With a title like Everything You Love Will Be Taken Away, it's pretty evident that Slaid Cleaves's newest record isn't the happiest thing you'll listen to this month. In addition to the typical subject matter of heartbreak, despair, and dying dreams, Cleaves also tackles capital punishment, war, and lost idealism. Depressing, yes, but also beautiful.
The Austin-based, Maine-born singer-songwriter is back with his first album of original music since Wishbones dropped over five years ago. His last release, 2006's Unsung, was a critically acclaimed collection of covers from, yep, unsung artists and writers. While Cleaves is a masterful interpreter of songs, it's nice to hear his own material again. He wrote or co-wrote ten of the album's eleven tracks, the lone cover an eerie version of bluesman Ray Bonneville's murder song "Run Jolee Run".
Cleaves has a novelist's eye for detail, bringing songs to life with simple observations like this one from "Hard to Believe": "Street girls hop from foot to foot trying to keep warm / Trying to pay a few bills down before the next big storm / On a corner trembling in the wind, Amazed at the mess they're in / Wiping their noses on their sleeves / It's hard to believe". Who needs music videos when you can conjure up images like that?
There's not a bad song to be found on the album -- of course, it's pretty hard to find one in the entire Slaid discography -- but one stands out. "Twistin'" is something of a companion piece to Billie Holiday's famous "Strange Fruit" -- unlike "Strange Fruit", "Twistin'" is about legal execution, but still manages to encapsulate the violent voyeurism of lynch mobs. The song is told from the viewpoint of the executioner, ready to hang a condemned man in front of a bloodthirsty crowd. Cleaves paints a horrifying picture as he whisper-sings, "Men held up their babies to see / Reporters jotted down a tale / Hawkers brought out lemonade / And the ladies headed for the hangin' day sale".

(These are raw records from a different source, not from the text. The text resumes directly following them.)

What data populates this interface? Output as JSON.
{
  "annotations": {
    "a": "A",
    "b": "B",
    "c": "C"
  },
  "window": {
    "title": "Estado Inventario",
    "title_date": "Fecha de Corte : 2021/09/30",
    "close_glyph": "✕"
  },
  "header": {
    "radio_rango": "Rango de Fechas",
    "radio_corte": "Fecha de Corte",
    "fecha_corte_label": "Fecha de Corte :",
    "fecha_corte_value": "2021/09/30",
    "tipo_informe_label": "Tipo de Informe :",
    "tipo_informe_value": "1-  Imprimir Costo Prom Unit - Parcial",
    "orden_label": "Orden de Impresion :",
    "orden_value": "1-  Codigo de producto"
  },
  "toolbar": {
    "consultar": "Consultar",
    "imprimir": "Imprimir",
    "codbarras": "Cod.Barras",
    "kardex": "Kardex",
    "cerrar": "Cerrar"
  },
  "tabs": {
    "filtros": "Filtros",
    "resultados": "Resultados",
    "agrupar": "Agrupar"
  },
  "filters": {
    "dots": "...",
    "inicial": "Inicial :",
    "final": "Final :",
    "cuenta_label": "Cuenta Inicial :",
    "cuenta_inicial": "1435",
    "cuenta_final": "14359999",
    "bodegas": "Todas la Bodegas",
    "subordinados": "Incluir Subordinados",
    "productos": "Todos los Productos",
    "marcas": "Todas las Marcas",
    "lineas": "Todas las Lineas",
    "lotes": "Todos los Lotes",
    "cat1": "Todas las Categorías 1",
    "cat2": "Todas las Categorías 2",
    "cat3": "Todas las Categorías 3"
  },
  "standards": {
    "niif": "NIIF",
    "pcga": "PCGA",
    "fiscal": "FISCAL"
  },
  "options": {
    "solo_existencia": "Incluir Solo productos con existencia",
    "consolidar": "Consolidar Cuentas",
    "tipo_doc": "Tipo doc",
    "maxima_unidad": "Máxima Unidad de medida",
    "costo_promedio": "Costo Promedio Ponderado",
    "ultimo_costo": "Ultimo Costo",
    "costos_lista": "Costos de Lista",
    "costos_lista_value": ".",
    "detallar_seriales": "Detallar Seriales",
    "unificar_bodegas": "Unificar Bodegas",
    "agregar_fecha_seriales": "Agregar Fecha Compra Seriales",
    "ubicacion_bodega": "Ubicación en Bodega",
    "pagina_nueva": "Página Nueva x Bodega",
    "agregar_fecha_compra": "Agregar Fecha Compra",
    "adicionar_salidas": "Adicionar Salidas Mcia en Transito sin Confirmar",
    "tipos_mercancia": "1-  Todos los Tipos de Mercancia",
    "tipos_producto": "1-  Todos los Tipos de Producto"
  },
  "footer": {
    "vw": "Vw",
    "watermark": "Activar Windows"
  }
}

Contemporary social issues don't escape Cleaves's sharp tongue, either. The deeply sarcastic "Beautiful Thing" channels Steve Earle with catchy and pointed lyrics, set here to an ear-wormy, pop-influenced arrangement. There are lots of alt-country songs out there about recent happenings, but few songwriters can state their opinion as succinctly as Slaid does when he spits "We wonder how our leaders could ever deceive us / While the profiteers count their cash and praise Jesus / The press sings another chorus of 'Let Freedom Ring' / We send our boys away to come home in parts / Believe the lies with all our hearts / It's a beautiful thing".
Combine the above average writing with the production skills of longtime Cleaves collaborator Gurf Morlix (who also contributes his legendary guitar on Everything You Love Will Be Taken Away) and you've got yourself a frontrunner for Americana album of the year. It's unfortunate that Slaid Cleaves only seems to come out with original albums every four to five years, but if the long periods between albums always result in material like this, then it's worth the waiting.